Les arguments évoqués par le professeur et maître du droit pénal congolais, Me Nyabirungu Mwene Songa, avocat de Matata, ont démontré les raisons pour lesquelles « l’homme à la cravate rouge » est rentré des États-Unis où il était allé pour comparaître devant la justice. Le professeur Nyabirungu, a, en des termes clairs, expliqué comment la Cour de cassation est incompétente pour juger un ancien Premier ministre. Me Nyabirungu a démontré que, selon la Constitution, la Cour de cassation est compétente pour ne juger que les membres du Gouvernement, excepté le Premier ministre. Bien plus, la loi organisant le fonctionnement de la Cour de cassation le confirme noir sur blanc.
A ce sujet, a fait remarquer ce professionnel de droit, « il est impossible de faire juger quelqu’un par une institution à qui la loi ne reconnaît pas le pouvoir de le faire. Car nul ne peut être jugé que sur base de la loi. Quand bien même qu’aucune procédure n’est établie par les lois de la République pour le juger. Va-t-on inventer la loi et la procédure uniquement pour juger un innocent parce qu’il s’appelle Matata ? », s’est-il interrogé.
Et de poursuivre : « Même, en considérant Matata comme sénateur, la Cour de cassation n’a la compétence de ne le juger que pour des actes commis en tant que sénateur.
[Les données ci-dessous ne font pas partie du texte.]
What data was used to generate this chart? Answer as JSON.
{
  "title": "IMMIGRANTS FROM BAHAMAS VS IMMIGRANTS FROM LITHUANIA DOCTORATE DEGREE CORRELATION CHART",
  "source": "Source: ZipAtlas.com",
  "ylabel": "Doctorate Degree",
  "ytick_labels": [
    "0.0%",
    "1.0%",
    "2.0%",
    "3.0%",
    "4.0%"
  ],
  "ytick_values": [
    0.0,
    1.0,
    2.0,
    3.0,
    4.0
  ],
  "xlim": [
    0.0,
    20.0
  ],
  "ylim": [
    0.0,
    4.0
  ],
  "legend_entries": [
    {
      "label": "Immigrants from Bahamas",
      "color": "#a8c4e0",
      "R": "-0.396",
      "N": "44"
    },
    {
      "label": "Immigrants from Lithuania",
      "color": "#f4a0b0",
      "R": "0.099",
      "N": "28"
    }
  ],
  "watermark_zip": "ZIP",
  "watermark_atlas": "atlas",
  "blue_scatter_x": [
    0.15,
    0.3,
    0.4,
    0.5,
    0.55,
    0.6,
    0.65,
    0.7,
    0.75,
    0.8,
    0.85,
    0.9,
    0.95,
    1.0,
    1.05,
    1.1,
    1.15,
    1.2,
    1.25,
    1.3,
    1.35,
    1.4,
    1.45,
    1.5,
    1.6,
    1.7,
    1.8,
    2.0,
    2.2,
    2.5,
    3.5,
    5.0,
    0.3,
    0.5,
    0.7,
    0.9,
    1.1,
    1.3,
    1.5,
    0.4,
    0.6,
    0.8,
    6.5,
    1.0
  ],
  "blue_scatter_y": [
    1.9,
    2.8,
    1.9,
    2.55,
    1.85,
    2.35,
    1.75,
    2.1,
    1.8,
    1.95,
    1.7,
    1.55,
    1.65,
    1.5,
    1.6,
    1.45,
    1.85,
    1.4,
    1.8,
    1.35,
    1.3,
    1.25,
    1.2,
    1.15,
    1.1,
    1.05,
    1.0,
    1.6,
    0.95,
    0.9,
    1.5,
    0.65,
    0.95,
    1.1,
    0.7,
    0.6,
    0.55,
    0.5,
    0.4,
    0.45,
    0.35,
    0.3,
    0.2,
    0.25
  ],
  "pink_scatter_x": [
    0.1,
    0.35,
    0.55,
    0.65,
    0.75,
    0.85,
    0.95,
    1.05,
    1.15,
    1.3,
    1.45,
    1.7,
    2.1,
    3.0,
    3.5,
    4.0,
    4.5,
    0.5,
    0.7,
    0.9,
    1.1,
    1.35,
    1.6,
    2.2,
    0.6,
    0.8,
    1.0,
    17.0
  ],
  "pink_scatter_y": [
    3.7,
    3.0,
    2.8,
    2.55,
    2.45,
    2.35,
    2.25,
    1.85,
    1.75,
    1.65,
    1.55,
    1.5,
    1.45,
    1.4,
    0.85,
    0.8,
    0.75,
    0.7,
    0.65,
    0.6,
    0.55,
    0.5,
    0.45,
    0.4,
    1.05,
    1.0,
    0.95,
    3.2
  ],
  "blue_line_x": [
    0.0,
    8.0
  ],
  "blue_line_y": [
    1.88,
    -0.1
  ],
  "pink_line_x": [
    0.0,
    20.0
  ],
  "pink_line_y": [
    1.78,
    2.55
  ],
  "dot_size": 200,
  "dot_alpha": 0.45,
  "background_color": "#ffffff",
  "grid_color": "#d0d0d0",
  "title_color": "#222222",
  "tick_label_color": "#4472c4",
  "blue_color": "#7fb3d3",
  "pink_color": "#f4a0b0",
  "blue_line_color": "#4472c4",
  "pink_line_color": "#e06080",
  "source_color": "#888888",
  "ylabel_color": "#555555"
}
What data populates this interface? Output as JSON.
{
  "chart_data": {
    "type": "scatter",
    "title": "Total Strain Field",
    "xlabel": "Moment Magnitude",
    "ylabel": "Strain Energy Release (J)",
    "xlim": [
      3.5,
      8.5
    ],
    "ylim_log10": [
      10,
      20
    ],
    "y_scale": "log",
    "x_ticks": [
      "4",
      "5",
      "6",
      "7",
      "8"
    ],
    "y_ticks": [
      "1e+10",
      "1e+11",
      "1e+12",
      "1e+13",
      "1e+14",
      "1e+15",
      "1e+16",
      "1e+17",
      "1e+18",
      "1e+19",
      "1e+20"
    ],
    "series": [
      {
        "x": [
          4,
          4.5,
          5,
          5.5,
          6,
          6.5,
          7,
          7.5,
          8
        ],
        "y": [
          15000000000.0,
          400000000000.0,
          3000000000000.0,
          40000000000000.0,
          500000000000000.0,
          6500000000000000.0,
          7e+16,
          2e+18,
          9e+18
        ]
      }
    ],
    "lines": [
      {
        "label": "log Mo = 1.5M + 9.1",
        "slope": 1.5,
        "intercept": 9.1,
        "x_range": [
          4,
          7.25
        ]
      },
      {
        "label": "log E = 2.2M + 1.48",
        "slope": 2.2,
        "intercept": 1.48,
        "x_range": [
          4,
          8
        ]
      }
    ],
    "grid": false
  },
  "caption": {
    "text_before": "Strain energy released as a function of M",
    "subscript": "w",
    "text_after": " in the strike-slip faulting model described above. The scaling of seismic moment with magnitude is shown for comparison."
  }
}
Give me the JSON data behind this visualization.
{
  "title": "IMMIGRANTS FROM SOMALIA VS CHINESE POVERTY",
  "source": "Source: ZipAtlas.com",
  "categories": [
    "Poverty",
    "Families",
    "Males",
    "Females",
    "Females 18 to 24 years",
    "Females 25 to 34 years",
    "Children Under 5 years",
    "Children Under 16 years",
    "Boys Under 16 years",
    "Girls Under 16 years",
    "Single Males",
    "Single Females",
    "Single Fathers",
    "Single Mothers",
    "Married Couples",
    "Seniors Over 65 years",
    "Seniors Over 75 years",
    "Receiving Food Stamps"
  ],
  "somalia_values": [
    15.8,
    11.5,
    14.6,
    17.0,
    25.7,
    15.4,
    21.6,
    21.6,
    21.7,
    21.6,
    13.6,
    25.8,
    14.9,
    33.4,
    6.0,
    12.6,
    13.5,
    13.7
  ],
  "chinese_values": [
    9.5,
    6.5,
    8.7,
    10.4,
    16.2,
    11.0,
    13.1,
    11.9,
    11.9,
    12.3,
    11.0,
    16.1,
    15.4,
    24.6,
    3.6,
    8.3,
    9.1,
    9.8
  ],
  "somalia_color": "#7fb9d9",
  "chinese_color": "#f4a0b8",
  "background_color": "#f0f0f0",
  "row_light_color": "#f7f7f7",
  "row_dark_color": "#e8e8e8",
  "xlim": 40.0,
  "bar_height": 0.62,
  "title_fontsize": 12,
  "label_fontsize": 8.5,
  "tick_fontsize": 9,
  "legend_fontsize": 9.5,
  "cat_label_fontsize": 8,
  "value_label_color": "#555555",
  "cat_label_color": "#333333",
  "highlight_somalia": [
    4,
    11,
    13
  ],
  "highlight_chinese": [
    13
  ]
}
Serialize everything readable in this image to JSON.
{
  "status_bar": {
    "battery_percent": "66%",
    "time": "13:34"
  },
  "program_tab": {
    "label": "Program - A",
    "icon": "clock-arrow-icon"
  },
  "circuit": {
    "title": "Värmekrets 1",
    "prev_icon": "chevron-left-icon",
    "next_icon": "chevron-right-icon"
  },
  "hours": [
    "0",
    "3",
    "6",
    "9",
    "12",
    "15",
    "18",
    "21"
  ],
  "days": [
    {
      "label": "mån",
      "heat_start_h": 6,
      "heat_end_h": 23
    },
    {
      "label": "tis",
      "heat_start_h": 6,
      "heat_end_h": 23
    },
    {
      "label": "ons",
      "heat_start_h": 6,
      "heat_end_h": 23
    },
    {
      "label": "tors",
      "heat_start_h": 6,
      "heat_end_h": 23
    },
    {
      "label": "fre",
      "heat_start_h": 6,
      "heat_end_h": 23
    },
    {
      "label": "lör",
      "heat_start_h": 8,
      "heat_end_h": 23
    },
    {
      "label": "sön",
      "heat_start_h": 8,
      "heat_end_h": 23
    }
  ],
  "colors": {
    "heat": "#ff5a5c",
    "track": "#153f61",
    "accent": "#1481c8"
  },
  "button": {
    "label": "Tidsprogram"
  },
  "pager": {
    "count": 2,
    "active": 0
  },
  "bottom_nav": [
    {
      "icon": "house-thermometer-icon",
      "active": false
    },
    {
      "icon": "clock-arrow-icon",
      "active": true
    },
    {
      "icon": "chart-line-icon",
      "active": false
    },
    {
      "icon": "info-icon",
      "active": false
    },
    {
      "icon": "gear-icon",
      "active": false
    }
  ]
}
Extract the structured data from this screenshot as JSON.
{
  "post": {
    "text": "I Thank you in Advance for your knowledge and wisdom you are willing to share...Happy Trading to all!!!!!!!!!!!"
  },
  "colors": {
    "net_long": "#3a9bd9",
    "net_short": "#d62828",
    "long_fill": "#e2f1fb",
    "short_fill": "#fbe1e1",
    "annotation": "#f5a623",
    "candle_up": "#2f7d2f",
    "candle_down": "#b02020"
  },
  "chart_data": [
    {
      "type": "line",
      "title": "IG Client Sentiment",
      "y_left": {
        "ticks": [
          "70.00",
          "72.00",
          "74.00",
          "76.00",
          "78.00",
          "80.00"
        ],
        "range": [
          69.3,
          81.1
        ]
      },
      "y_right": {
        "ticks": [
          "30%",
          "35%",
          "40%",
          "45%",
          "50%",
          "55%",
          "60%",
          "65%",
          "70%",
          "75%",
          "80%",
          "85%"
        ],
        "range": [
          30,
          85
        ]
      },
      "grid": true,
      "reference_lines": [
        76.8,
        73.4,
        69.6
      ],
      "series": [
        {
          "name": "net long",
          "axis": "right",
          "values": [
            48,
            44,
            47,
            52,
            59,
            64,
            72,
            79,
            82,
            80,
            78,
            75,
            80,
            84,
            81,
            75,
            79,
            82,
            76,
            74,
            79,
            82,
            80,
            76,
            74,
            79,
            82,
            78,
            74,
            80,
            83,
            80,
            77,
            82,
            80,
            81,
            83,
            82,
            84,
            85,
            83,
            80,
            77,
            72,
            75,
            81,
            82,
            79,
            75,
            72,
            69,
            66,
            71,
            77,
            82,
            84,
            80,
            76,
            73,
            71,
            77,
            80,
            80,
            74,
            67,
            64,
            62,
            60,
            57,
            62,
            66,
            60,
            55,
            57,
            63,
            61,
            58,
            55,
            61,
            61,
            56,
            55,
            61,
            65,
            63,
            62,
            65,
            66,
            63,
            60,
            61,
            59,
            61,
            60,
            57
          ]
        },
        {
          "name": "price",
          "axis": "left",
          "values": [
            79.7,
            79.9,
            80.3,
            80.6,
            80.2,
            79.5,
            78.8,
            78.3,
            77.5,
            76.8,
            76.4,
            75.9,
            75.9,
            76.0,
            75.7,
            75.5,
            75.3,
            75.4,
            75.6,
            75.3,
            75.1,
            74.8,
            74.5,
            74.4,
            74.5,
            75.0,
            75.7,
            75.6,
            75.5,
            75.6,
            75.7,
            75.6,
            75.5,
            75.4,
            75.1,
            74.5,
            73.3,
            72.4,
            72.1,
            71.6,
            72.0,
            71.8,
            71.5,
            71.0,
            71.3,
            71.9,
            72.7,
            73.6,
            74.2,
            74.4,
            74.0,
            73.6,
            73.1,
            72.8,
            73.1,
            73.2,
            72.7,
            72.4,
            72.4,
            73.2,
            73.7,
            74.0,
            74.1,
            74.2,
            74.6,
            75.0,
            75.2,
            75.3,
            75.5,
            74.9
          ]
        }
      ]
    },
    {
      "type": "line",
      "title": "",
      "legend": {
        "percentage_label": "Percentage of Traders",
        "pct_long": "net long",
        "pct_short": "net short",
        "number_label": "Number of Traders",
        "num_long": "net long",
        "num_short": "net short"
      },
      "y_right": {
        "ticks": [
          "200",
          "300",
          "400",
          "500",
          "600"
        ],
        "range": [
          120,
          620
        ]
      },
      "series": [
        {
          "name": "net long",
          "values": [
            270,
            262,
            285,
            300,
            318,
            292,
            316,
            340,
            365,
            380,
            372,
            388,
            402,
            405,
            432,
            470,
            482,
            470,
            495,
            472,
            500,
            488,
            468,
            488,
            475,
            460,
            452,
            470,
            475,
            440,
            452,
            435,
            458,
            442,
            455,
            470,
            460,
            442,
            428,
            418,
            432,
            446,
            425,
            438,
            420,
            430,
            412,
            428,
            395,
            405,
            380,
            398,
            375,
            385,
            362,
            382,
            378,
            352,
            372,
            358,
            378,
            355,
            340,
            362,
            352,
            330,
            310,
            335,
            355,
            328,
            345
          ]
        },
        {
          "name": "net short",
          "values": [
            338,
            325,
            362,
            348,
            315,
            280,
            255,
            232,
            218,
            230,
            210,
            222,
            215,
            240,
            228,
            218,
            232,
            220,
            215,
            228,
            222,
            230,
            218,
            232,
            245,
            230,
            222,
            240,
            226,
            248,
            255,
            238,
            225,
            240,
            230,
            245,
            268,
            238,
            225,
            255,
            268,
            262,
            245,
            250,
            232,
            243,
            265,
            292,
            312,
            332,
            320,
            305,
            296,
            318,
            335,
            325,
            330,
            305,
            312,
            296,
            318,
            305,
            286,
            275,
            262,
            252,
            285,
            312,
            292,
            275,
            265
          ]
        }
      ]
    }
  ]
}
Or, les fameux dossiers de détournement de Bukanga-Lonzo, inventés de toute pièce, remontent à l’époque où l’homme de la rigueur était Premier ministre« . En effet, Il n’y a que la Cour constitutionnelle qui est compétente pour juger « le Premier ministre en fonction et non un Premier ministre honoraire. C’est le constituant qui l’a voulu ainsi et non le Premier ministre honoraire Matata qui n’a jamais participé ni à la rédaction, ni à l’approbation de l’actuelle Constitution », a-t-il expliqué. Et pourtant, Matata n’est pas Premier ministre en fonction et n’a jamais commis une infraction comme sénateur. Par quelle magie la Cour de cassation va se déclarer compétente ? Si elle le fait, cela pourra être un scandale judiciaire qui tuera pour de longues années la justice congolaise. Cela pourrait même enterrer la carrière de certains juges qui seront blacklistés par les Nations Unies comme c’est le cas déjà pour certaines personnes de la Cour constitutionnelle. Surtout que le dossier est déjà suivi par le Conseil de sécurité qui a déjà débattu en plénière sur le cas Matata et continue à suivre le dossier de près.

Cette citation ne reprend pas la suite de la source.